In the Kurdish town of Amude, even electricity generators in the neighborhoods of Salim Seyed School and Heyva Sor (Red Crescent) have not been working for the past 15 days, while electricity from the city is available only for a very limited time. Therefore, locals have asked the Autonomous Administration of the North and East of Syria (AANES) to increase the electricity supply.
“How long will this continue? Is this how we should live?,” Bashira Ali, a woman from Amude complained to Kurdistan 24. “Last night we did not know where to go in the heat and dust. They [family members] went to the electricity generator, and he [the generator owner] said that he would not turn on the electricity, no matter how long we insisted. Why?”
“It is a terrible situation. There is no cold water, and we are in the streets until noon,” Fatima Hassan, another woman in Amude explained. “There are children, elderly, and patients. It is impossible to continue like this. A solution must be found.”
Ahin Swed, co-chair of the energy board of Jazira canton, told Kurdistan 24 that since mid-March of this year, Turkey has been reducing the supply of water from the Euphrates, negatively affecting power generation.
“We had to make new adjustments,” Swed explained. “The last instruction is that now we are only able to generate 12 hours of 80 megawatt electricity per day for the Jazira Region from 8 PM to 8 AM.”
“According to the last schedule, the first four hours are for the areas in the countryside, and the remaining eight hours for the city centers,” he said.
In addition, armed, Turkish-backed groups control the main source of drinking water in Hasakah province. They have regularly cut the water flows from the Allouk water station to Hasakah province, demanding more electricity from the Mabrouka power plant, which is controlled by the local Kurdish-led administration, in exchange for that water that they control.
Last Friday, Sozdar Ahmed, co-chair of the Water Directorate of the Autonomous Administration, explained to Kurdistan 24 that although the pumping station is still working, “it supplies only 30% of its water capacity.

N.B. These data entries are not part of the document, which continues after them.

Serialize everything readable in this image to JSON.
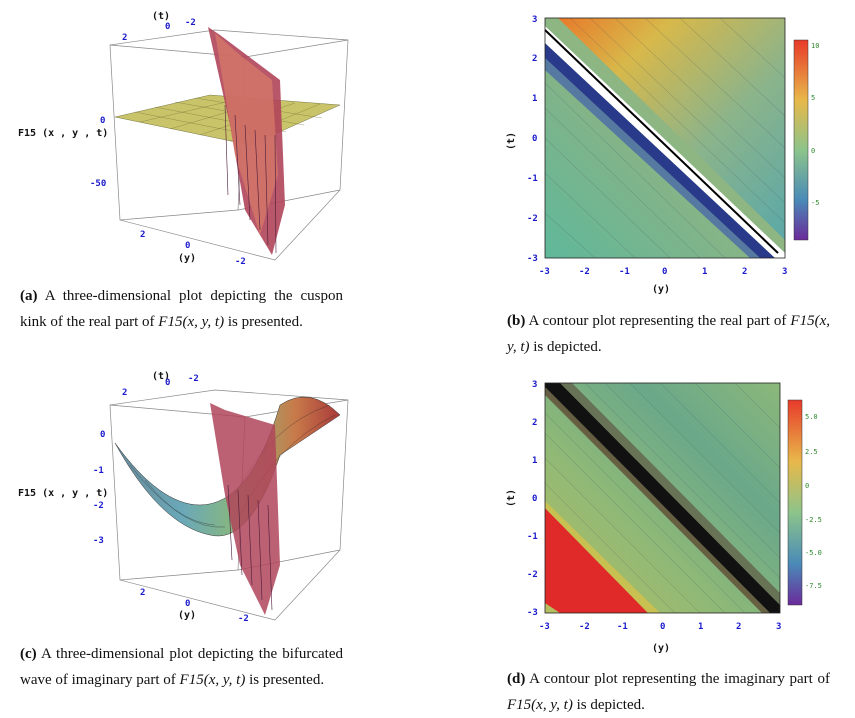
{
  "panels": [
    {
      "id": "a",
      "kind": "3d-surface",
      "zlabel": "F15 (x , y , t)",
      "ylabel": "(y)",
      "tlabel": "(t)",
      "zticks": [
        "0",
        "-50"
      ],
      "yticks": [
        "2",
        "0",
        "-2"
      ],
      "tticks": [
        "2",
        "0",
        "-2"
      ],
      "caption_tag": "(a)",
      "caption_text": "A three-dimensional plot depicting the cuspon kink of the real part of",
      "caption_math": "F15(x, y, t)",
      "caption_end": "is presented."
    },
    {
      "id": "b",
      "kind": "contour",
      "xlabel": "(y)",
      "ylabel": "(t)",
      "xticks": [
        "-3",
        "-2",
        "-1",
        "0",
        "1",
        "2",
        "3"
      ],
      "yticks": [
        "3",
        "2",
        "1",
        "0",
        "-1",
        "-2",
        "-3"
      ],
      "colorbar_ticks": [
        "10",
        "5",
        "0",
        "-5"
      ],
      "caption_tag": "(b)",
      "caption_text": "A contour plot representing the real part of",
      "caption_math": "F15(x, y, t)",
      "caption_end": "is depicted."
    },
    {
      "id": "c",
      "kind": "3d-surface",
      "zlabel": "F15 (x , y , t)",
      "ylabel": "(y)",
      "tlabel": "(t)",
      "zticks": [
        "0",
        "-1",
        "-2",
        "-3"
      ],
      "yticks": [
        "2",
        "0",
        "-2"
      ],
      "tticks": [
        "2",
        "0",
        "-2"
      ],
      "caption_tag": "(c)",
      "caption_text": "A three-dimensional plot depicting the bifurcated wave of imaginary part of",
      "caption_math": "F15(x, y, t)",
      "caption_end": "is presented."
    },
    {
      "id": "d",
      "kind": "contour",
      "xlabel": "(y)",
      "ylabel": "(t)",
      "xticks": [
        "-3",
        "-2",
        "-1",
        "0",
        "1",
        "2",
        "3"
      ],
      "yticks": [
        "3",
        "2",
        "1",
        "0",
        "-1",
        "-2",
        "-3"
      ],
      "colorbar_ticks": [
        "5.0",
        "2.5",
        "0",
        "-2.5",
        "-5.0",
        "-7.5"
      ],
      "caption_tag": "(d)",
      "caption_text": "A contour plot representing the imaginary part of",
      "caption_math": "F15(x, y, t)",
      "caption_end": "is depicted."
    }
  ]
}
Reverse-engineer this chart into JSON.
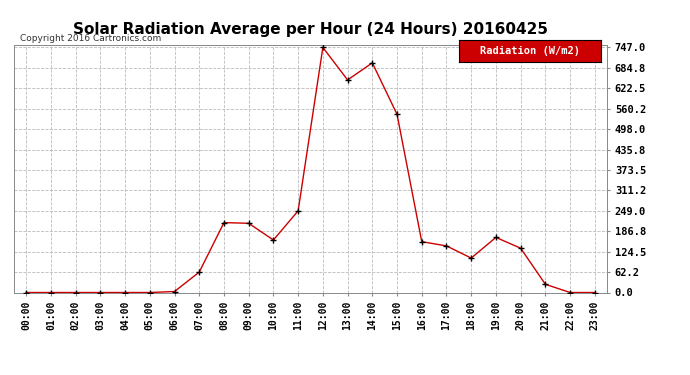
{
  "title": "Solar Radiation Average per Hour (24 Hours) 20160425",
  "copyright_text": "Copyright 2016 Cartronics.com",
  "legend_label": "Radiation (W/m2)",
  "hours": [
    "00:00",
    "01:00",
    "02:00",
    "03:00",
    "04:00",
    "05:00",
    "06:00",
    "07:00",
    "08:00",
    "09:00",
    "10:00",
    "11:00",
    "12:00",
    "13:00",
    "14:00",
    "15:00",
    "16:00",
    "17:00",
    "18:00",
    "19:00",
    "20:00",
    "21:00",
    "22:00",
    "23:00"
  ],
  "values": [
    0.0,
    0.0,
    0.0,
    0.0,
    0.0,
    0.0,
    3.0,
    62.2,
    213.0,
    211.0,
    160.0,
    249.0,
    747.0,
    648.0,
    700.0,
    543.0,
    155.0,
    142.0,
    105.0,
    168.0,
    135.0,
    25.0,
    0.0,
    0.0
  ],
  "line_color": "#cc0000",
  "marker_color": "#000000",
  "bg_color": "#ffffff",
  "grid_color": "#bbbbbb",
  "yticks": [
    0.0,
    62.2,
    124.5,
    186.8,
    249.0,
    311.2,
    373.5,
    435.8,
    498.0,
    560.2,
    622.5,
    684.8,
    747.0
  ],
  "ymax": 747.0,
  "ymin": 0.0,
  "title_fontsize": 11,
  "legend_bg": "#cc0000",
  "legend_text_color": "#ffffff"
}
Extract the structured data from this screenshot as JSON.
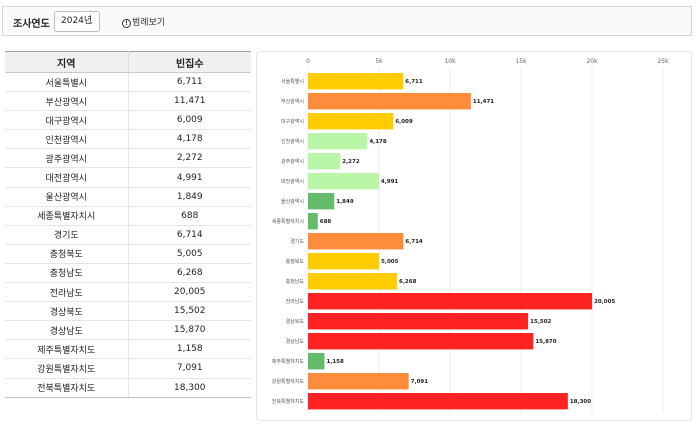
{
  "toolbar": {
    "year_label": "조사연도",
    "year_value": "2024년",
    "legend_label": "범례보기"
  },
  "table": {
    "headers": [
      "지역",
      "빈집수"
    ],
    "rows": [
      [
        "서울특별시",
        "6,711"
      ],
      [
        "부산광역시",
        "11,471"
      ],
      [
        "대구광역시",
        "6,009"
      ],
      [
        "인천광역시",
        "4,178"
      ],
      [
        "광주광역시",
        "2,272"
      ],
      [
        "대전광역시",
        "4,991"
      ],
      [
        "울산광역시",
        "1,849"
      ],
      [
        "세종특별자치시",
        "688"
      ],
      [
        "경기도",
        "6,714"
      ],
      [
        "충청북도",
        "5,005"
      ],
      [
        "충청남도",
        "6,268"
      ],
      [
        "전라남도",
        "20,005"
      ],
      [
        "경상북도",
        "15,502"
      ],
      [
        "경상남도",
        "15,870"
      ],
      [
        "제주특별자치도",
        "1,158"
      ],
      [
        "강원특별자치도",
        "7,091"
      ],
      [
        "전북특별자치도",
        "18,300"
      ]
    ]
  },
  "chart_data": {
    "type": "bar",
    "orientation": "horizontal",
    "categories": [
      "서울특별시",
      "부산광역시",
      "대구광역시",
      "인천광역시",
      "광주광역시",
      "대전광역시",
      "울산광역시",
      "세종특별자치시",
      "경기도",
      "충청북도",
      "충청남도",
      "전라남도",
      "경상북도",
      "경상남도",
      "제주특별자치도",
      "강원특별자치도",
      "전북특별자치도"
    ],
    "values": [
      6711,
      11471,
      6009,
      4178,
      2272,
      4991,
      1849,
      688,
      6714,
      5005,
      6268,
      20005,
      15502,
      15870,
      1158,
      7091,
      18300
    ],
    "value_labels": [
      "6,711",
      "11,471",
      "6,009",
      "4,178",
      "2,272",
      "4,991",
      "1,849",
      "688",
      "6,714",
      "5,005",
      "6,268",
      "20,005",
      "15,502",
      "15,870",
      "1,158",
      "7,091",
      "18,300"
    ],
    "xlim": [
      0,
      25000
    ],
    "xticks": [
      0,
      5000,
      10000,
      15000,
      20000,
      25000
    ],
    "xtick_labels": [
      "0",
      "5k",
      "10k",
      "15k",
      "20k",
      "25k"
    ],
    "grid": true,
    "colors": {
      "very_low": "#66bb6a",
      "low": "#b9f6a8",
      "mid": "#ffcc00",
      "high": "#ff8c3a",
      "very_high": "#ff2222"
    },
    "bar_colors": [
      "#ffcc00",
      "#ff8c3a",
      "#ffcc00",
      "#b9f6a8",
      "#b9f6a8",
      "#b9f6a8",
      "#66bb6a",
      "#66bb6a",
      "#ff8c3a",
      "#ffcc00",
      "#ffcc00",
      "#ff2222",
      "#ff2222",
      "#ff2222",
      "#66bb6a",
      "#ff8c3a",
      "#ff2222"
    ]
  }
}
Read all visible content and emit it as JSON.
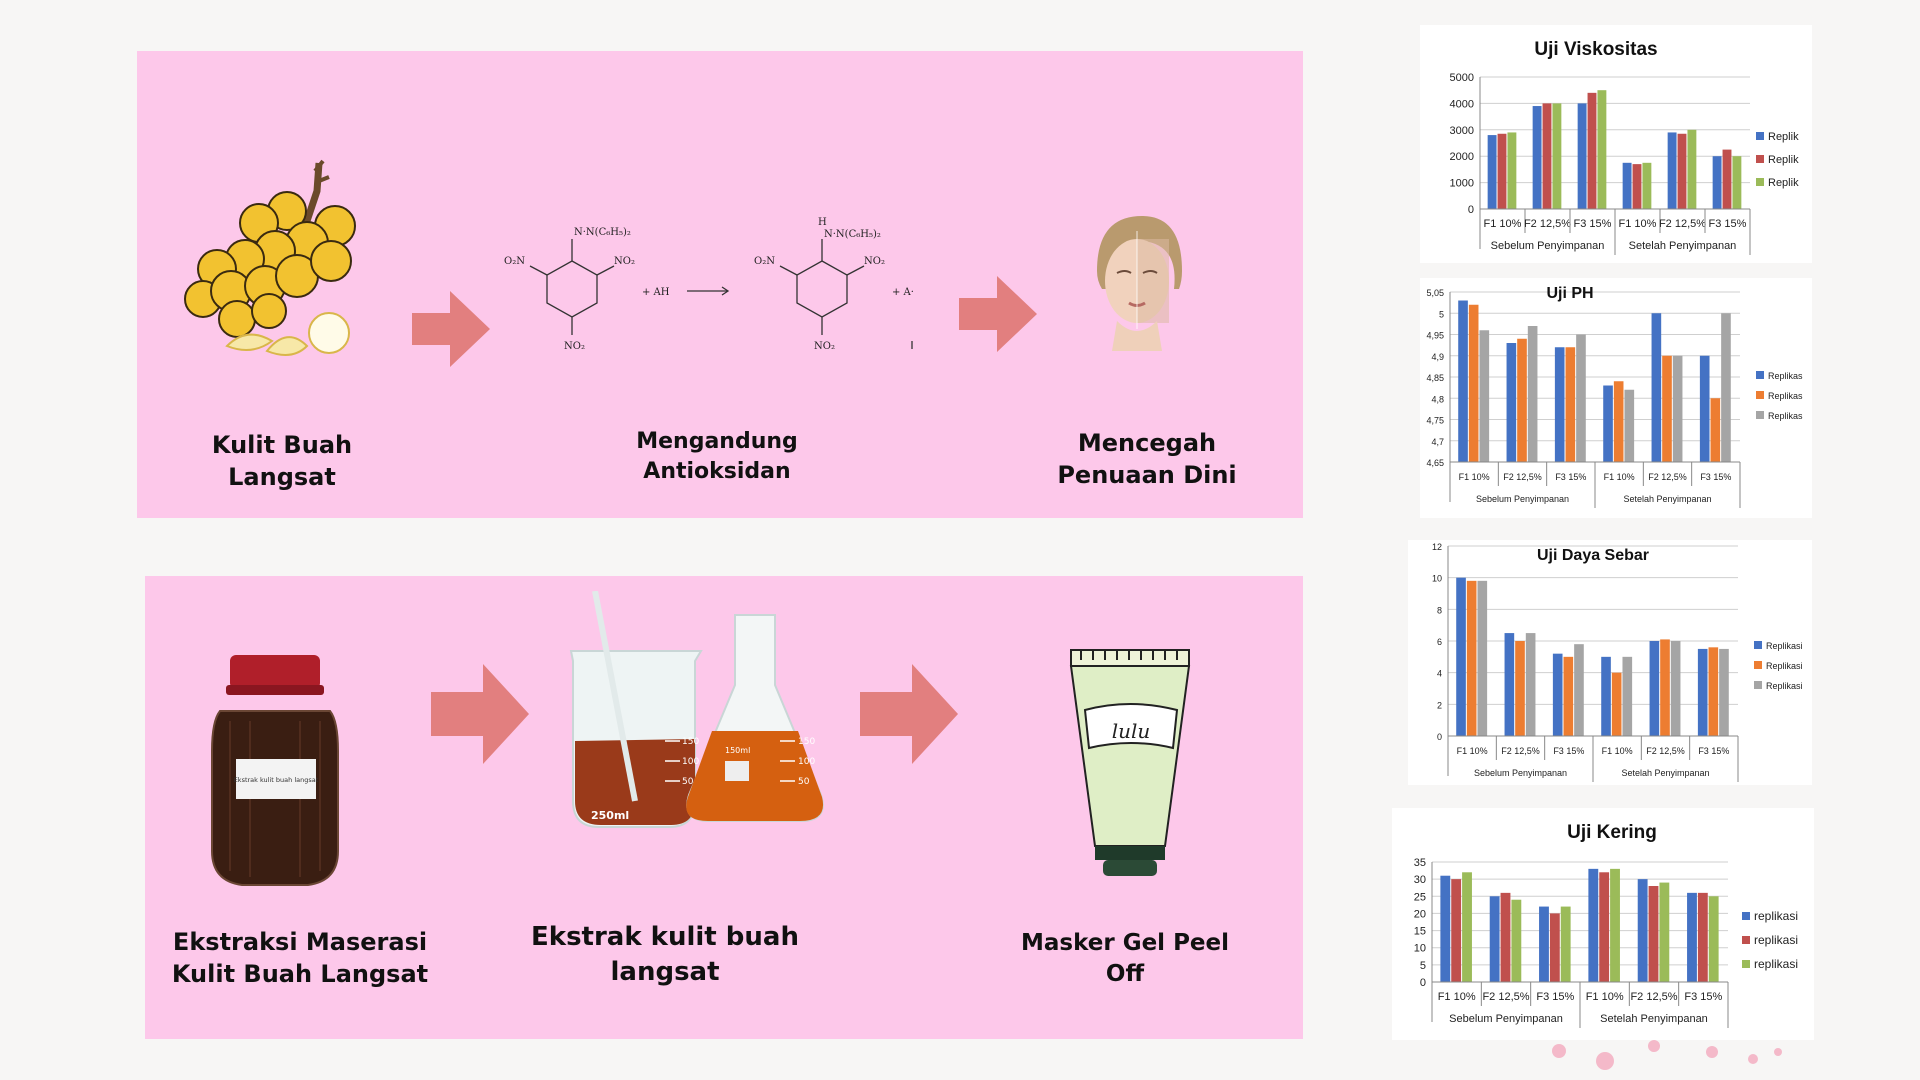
{
  "flow_top": {
    "steps": [
      {
        "label_line1": "Kulit Buah",
        "label_line2": "Langsat",
        "icon": "langsat-fruit-icon"
      },
      {
        "label_line1": "Mengandung",
        "label_line2": "Antioksidan",
        "icon": "dpph-reaction-diagram"
      },
      {
        "label_line1": "Mencegah",
        "label_line2": "Penuaan Dini",
        "icon": "face-aging-icon"
      }
    ],
    "reaction": {
      "left_group": "N·N(C₆H₅)₂",
      "right_group": "N·N(C₆H₅)₂",
      "h_label": "H",
      "no2": "NO₂",
      "o2n": "O₂N",
      "reagent": "+ AH",
      "product": "+ A·"
    }
  },
  "flow_bottom": {
    "steps": [
      {
        "label_line1": "Ekstraksi Maserasi",
        "label_line2": "Kulit Buah Langsat",
        "icon": "maceration-jar-icon"
      },
      {
        "label_line1": "Ekstrak kulit buah",
        "label_line2": "langsat",
        "icon": "beaker-flask-icon"
      },
      {
        "label_line1": "Masker Gel Peel",
        "label_line2": "Off",
        "icon": "gel-tube-icon"
      }
    ],
    "jar_label": "Ekstrak kulit buah langsat",
    "beaker_marks": [
      "250ml",
      "150",
      "100",
      "50"
    ],
    "flask_marks": [
      "150",
      "100",
      "50"
    ],
    "flask_volume": "150ml",
    "tube_label": "lulu"
  },
  "colors": {
    "panel": "#fdc8ea",
    "arrow": "#e27f7f",
    "series_blue": "#4472c4",
    "series_red": "#c0504d",
    "series_green": "#9bbb59",
    "series_orange": "#ed7d31",
    "series_gray": "#a5a5a5"
  },
  "chart_data": [
    {
      "type": "bar",
      "title": "Uji Viskositas",
      "categories": [
        "F1 10%",
        "F2 12,5%",
        "F3 15%",
        "F1 10%",
        "F2 12,5%",
        "F3 15%"
      ],
      "groups": [
        "Sebelum Penyimpanan",
        "Setelah Penyimpanan"
      ],
      "ylim": [
        0,
        5000
      ],
      "yticks": [
        "0",
        "1000",
        "2000",
        "3000",
        "4000",
        "5000"
      ],
      "legend": [
        "Replik",
        "Replik",
        "Replik"
      ],
      "legend_position": "right",
      "series": [
        {
          "values": [
            2800,
            3900,
            4000,
            1750,
            2900,
            2000
          ]
        },
        {
          "values": [
            2850,
            4000,
            4400,
            1700,
            2850,
            2250
          ]
        },
        {
          "values": [
            2900,
            4000,
            4500,
            1750,
            3000,
            2000
          ]
        }
      ]
    },
    {
      "type": "bar",
      "title": "Uji PH",
      "categories": [
        "F1 10%",
        "F2 12,5%",
        "F3 15%",
        "F1 10%",
        "F2 12,5%",
        "F3 15%"
      ],
      "groups": [
        "Sebelum Penyimpanan",
        "Setelah Penyimpanan"
      ],
      "ylim": [
        4.65,
        5.05
      ],
      "yticks": [
        "4,65",
        "4,7",
        "4,75",
        "4,8",
        "4,85",
        "4,9",
        "4,95",
        "5",
        "5,05"
      ],
      "legend": [
        "Replikas",
        "Replikas",
        "Replikas"
      ],
      "legend_position": "right",
      "series": [
        {
          "values": [
            5.03,
            4.93,
            4.92,
            4.83,
            5.0,
            4.9
          ]
        },
        {
          "values": [
            5.02,
            4.94,
            4.92,
            4.84,
            4.9,
            4.8
          ]
        },
        {
          "values": [
            4.96,
            4.97,
            4.95,
            4.82,
            4.9,
            5.0
          ]
        }
      ]
    },
    {
      "type": "bar",
      "title": "Uji Daya Sebar",
      "categories": [
        "F1 10%",
        "F2 12,5%",
        "F3 15%",
        "F1 10%",
        "F2 12,5%",
        "F3 15%"
      ],
      "groups": [
        "Sebelum Penyimpanan",
        "Setelah Penyimpanan"
      ],
      "ylim": [
        0,
        12
      ],
      "yticks": [
        "0",
        "2",
        "4",
        "6",
        "8",
        "10",
        "12"
      ],
      "legend": [
        "Replikasi",
        "Replikasi",
        "Replikasi"
      ],
      "legend_position": "right",
      "series": [
        {
          "values": [
            10.0,
            6.5,
            5.2,
            5.0,
            6.0,
            5.5
          ]
        },
        {
          "values": [
            9.8,
            6.0,
            5.0,
            4.0,
            6.1,
            5.6
          ]
        },
        {
          "values": [
            9.8,
            6.5,
            5.8,
            5.0,
            6.0,
            5.5
          ]
        }
      ]
    },
    {
      "type": "bar",
      "title": "Uji Kering",
      "categories": [
        "F1 10%",
        "F2 12,5%",
        "F3 15%",
        "F1 10%",
        "F2 12,5%",
        "F3 15%"
      ],
      "groups": [
        "Sebelum Penyimpanan",
        "Setelah Penyimpanan"
      ],
      "ylim": [
        0,
        35
      ],
      "yticks": [
        "0",
        "5",
        "10",
        "15",
        "20",
        "25",
        "30",
        "35"
      ],
      "legend": [
        "replikasi",
        "replikasi",
        "replikasi"
      ],
      "legend_position": "right",
      "series": [
        {
          "values": [
            31,
            25,
            22,
            33,
            30,
            26
          ]
        },
        {
          "values": [
            30,
            26,
            20,
            32,
            28,
            26
          ]
        },
        {
          "values": [
            32,
            24,
            22,
            33,
            29,
            25
          ]
        }
      ]
    }
  ]
}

Sometimes there are power shortages, and then there is no water at all.”
Indeed, the pro-regime Syrian Arab News Agency (SANA) reported that on Sunday the water was cut completely by the Turkish-backed groups.
According to a recent analysis from The Washington Institute for Near East Policy, written by Syria expert Fabrice Balanche, Turkey is deliberately using water as a weapon against the AANES “reducing the flow of the Euphrates and tapping into groundwater around the border, thereby reducing the amounts available downstream.”
“Voluntary cuts are increasing, despite Russian mediation, and it is very difficult to find new sources of water for Hasaka’s large population, which has swelled to 450,000, after new refugees arrived from Tal Abyad and Ras al-Ain [Serekaniye],” Balanche explained.